Famille recomposée : les clés pour que ça fonctionne
La situation de Robert De Niro — avec des enfants de plusieurs relations, des histoires familiales qui se superposent — est, toutes proportions gardées, celle de nombreux parents en France. Selon les données de l’INSEE, environ 720 000 enfants vivent dans une famille recomposée en France, et ce chiffre est en hausse constante depuis les années 1990.
Construire une famille recomposée qui fonctionne bien demande du temps, de la patience, et surtout une communication honnête entre tous les adultes impliqués. Les enfants, eux, ont besoin de repères stables : des rituels, des règles claires, et surtout la certitude que leur place dans la famille n’est pas remise en question par l’arrivée d’un nouveau membre ou par les changements de configuration parentale.
Parler de la famille à son enfant sans tabou
L’une des questions que se posent beaucoup de parents dans des situations complexes — famille recomposée, adoption, grande différence d’âge entre enfants — est de savoir comment en parler à leur enfant, et à quel âge. La réponse des spécialistes est presque toujours la même : le plus tôt possible, avec des mots simples, adaptés à l’âge, et surtout avec une tonalité positive et naturelle.
Un enfant qui grandit en entendant sa famille décrite comme quelque chose de normal — même si elle est différente de celle de ses camarades de classe — développera une image de lui-même beaucoup plus sereine qu’un enfant qui a senti que sa configuration familiale était un sujet à ne pas aborder.
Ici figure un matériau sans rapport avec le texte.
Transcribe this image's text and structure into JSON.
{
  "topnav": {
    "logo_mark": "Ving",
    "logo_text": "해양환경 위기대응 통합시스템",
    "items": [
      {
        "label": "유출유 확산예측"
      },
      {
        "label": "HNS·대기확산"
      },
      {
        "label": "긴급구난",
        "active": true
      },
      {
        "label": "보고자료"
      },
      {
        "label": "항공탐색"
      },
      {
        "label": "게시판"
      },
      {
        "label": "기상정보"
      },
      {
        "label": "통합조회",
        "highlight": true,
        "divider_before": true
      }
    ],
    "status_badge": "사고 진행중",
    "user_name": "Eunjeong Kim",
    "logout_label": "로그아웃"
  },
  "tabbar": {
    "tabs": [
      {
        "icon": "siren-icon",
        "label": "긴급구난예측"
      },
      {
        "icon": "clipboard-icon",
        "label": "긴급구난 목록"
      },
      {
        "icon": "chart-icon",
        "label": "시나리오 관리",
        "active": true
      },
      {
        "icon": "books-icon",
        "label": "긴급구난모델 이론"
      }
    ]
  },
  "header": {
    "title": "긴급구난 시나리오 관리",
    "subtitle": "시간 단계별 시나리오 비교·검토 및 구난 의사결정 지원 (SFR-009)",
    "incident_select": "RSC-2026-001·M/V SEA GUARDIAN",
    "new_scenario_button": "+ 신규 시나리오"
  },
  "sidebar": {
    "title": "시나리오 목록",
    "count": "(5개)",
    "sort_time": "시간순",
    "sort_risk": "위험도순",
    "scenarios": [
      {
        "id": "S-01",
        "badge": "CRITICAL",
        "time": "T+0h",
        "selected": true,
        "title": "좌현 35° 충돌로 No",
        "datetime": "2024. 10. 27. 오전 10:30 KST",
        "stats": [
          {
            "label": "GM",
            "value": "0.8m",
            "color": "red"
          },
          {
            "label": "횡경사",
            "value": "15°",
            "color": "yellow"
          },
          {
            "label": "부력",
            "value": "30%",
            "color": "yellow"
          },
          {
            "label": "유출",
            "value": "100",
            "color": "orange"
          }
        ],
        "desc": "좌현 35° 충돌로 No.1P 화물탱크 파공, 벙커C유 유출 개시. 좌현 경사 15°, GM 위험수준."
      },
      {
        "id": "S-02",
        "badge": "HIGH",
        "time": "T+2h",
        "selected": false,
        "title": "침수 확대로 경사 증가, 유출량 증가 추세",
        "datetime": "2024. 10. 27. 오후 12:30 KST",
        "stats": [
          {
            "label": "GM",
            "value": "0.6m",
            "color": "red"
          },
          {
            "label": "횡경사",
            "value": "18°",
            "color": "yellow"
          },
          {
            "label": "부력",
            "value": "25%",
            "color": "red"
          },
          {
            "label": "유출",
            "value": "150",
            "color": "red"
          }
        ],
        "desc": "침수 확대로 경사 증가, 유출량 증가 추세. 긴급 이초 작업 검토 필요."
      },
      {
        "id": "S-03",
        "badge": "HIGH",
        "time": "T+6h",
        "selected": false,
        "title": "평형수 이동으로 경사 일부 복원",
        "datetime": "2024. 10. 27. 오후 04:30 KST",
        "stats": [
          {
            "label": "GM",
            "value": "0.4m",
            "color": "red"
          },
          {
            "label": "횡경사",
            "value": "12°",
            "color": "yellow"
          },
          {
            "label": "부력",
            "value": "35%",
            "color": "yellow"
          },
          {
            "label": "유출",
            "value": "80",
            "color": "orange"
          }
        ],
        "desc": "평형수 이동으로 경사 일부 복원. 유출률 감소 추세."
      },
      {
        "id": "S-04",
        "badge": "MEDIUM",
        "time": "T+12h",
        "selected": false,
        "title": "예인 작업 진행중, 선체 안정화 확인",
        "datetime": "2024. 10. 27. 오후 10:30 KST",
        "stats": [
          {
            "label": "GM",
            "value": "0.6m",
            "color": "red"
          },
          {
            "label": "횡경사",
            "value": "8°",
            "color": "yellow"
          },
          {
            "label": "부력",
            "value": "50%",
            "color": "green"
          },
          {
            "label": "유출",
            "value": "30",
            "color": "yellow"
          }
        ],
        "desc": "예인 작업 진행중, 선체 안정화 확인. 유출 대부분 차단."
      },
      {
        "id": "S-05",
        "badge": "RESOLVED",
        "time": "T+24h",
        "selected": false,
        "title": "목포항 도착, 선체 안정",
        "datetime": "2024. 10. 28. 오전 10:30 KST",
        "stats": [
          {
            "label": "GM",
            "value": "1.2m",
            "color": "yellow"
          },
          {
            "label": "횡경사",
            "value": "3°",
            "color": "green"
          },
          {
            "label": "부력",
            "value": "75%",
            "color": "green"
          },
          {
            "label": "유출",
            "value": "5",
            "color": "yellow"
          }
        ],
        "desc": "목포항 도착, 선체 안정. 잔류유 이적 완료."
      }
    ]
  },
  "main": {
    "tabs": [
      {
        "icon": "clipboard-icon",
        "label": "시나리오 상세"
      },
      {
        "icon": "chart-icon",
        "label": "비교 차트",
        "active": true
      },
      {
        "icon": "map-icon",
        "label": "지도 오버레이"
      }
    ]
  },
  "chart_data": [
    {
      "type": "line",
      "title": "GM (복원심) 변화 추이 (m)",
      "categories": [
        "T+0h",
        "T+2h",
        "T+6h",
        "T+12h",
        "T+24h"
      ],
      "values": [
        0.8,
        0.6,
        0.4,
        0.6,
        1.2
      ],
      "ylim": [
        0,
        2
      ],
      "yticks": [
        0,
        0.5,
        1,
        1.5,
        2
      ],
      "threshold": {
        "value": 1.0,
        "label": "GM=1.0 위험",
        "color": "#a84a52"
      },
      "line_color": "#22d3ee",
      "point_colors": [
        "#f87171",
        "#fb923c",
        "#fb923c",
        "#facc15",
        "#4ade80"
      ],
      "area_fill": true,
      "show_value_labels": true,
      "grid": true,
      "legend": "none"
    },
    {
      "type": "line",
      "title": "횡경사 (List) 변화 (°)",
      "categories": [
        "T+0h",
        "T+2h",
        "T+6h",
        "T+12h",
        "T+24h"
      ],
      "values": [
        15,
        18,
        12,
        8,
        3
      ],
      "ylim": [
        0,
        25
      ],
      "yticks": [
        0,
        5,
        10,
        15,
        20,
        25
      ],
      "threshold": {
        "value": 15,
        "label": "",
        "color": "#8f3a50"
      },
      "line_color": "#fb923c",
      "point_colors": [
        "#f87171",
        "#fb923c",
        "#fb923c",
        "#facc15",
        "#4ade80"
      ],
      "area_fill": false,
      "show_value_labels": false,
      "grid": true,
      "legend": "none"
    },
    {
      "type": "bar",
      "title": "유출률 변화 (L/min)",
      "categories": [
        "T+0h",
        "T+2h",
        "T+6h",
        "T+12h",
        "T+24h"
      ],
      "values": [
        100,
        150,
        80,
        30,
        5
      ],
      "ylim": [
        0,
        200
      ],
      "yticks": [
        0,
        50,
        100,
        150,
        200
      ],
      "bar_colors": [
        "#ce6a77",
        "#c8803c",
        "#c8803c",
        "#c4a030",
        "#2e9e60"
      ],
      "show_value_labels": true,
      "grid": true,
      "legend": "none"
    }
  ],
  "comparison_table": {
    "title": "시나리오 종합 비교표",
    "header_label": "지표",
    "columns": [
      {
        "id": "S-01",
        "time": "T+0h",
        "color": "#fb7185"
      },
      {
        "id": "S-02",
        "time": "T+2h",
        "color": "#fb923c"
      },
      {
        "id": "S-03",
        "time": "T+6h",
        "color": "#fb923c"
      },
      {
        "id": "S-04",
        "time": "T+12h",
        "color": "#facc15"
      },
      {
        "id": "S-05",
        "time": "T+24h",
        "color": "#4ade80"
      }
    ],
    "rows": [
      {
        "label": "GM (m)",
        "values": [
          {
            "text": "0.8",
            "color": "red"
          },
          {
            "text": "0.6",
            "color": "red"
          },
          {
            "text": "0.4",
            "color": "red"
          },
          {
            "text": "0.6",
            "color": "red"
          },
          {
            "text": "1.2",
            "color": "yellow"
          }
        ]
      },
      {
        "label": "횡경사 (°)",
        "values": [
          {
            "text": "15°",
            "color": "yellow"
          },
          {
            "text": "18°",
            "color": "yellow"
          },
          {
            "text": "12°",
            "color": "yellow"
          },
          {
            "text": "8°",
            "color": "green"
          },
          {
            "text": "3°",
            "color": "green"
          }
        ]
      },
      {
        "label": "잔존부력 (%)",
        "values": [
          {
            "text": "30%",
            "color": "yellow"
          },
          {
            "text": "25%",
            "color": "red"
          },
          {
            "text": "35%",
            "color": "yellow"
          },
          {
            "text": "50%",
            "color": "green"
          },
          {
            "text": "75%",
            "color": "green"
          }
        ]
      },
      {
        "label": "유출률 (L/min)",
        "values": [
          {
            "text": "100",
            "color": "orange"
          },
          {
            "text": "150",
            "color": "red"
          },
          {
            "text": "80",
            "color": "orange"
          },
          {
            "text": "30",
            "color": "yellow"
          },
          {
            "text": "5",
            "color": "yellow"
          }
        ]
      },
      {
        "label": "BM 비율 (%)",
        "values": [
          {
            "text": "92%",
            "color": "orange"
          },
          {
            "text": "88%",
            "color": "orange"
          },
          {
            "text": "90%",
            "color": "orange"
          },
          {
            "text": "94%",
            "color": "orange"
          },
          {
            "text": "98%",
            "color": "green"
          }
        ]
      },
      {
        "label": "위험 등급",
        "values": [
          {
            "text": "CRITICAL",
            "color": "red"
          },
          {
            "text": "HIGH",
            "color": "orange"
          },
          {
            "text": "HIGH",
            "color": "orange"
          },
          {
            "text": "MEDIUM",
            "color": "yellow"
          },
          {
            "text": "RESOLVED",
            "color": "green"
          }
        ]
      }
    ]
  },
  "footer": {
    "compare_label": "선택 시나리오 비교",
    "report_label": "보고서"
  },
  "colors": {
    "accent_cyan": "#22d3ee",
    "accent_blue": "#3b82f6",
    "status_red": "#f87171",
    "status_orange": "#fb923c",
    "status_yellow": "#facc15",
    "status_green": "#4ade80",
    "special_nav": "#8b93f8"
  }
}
Les livres pour enfants sur les familles différentes, les discussions simples au fil des situations, le regard bienveillant des adultes autour de lui : tout cela contribue à construire cette sécurité intérieure.
Ce que l’on peut retenir pour sa propre vie de parent
La trajectoire parentale de Robert De Niro n’est pas un modèle à suivre ou à critiquer. C’est un miroir un peu grossissant de réalités familiales que beaucoup vivent à leur propre échelle. Familles recomposées, naissances tardives, adoption, fratries à géométrie variable : il n’existe pas une seule façon d’être famille.
Ce qui ressort, finalement, de toutes les recherches en psychologie de l’enfant et en sciences de la famille, c’est que les enfants s’épanouissent dans la cohérence, l’amour et la stabilité affective — quelle que soit la forme que prend leur famille. Un père présent à 79 ans vaut mieux qu’un père absent à 30. Une famille recomposée aimante vaut mieux qu’une famille nucléaire dysfonctionnelle. Ce sont les liens qui comptent, pas les cases.
Et si la famille De Niro nous apprend quelque chose d’utile, c’est peut-être simplement ça : il n’y a pas de bonne ou de mauvaise façon de devenir parent, tant que l’enfant sait qu’il est attendu, voulu et aimé.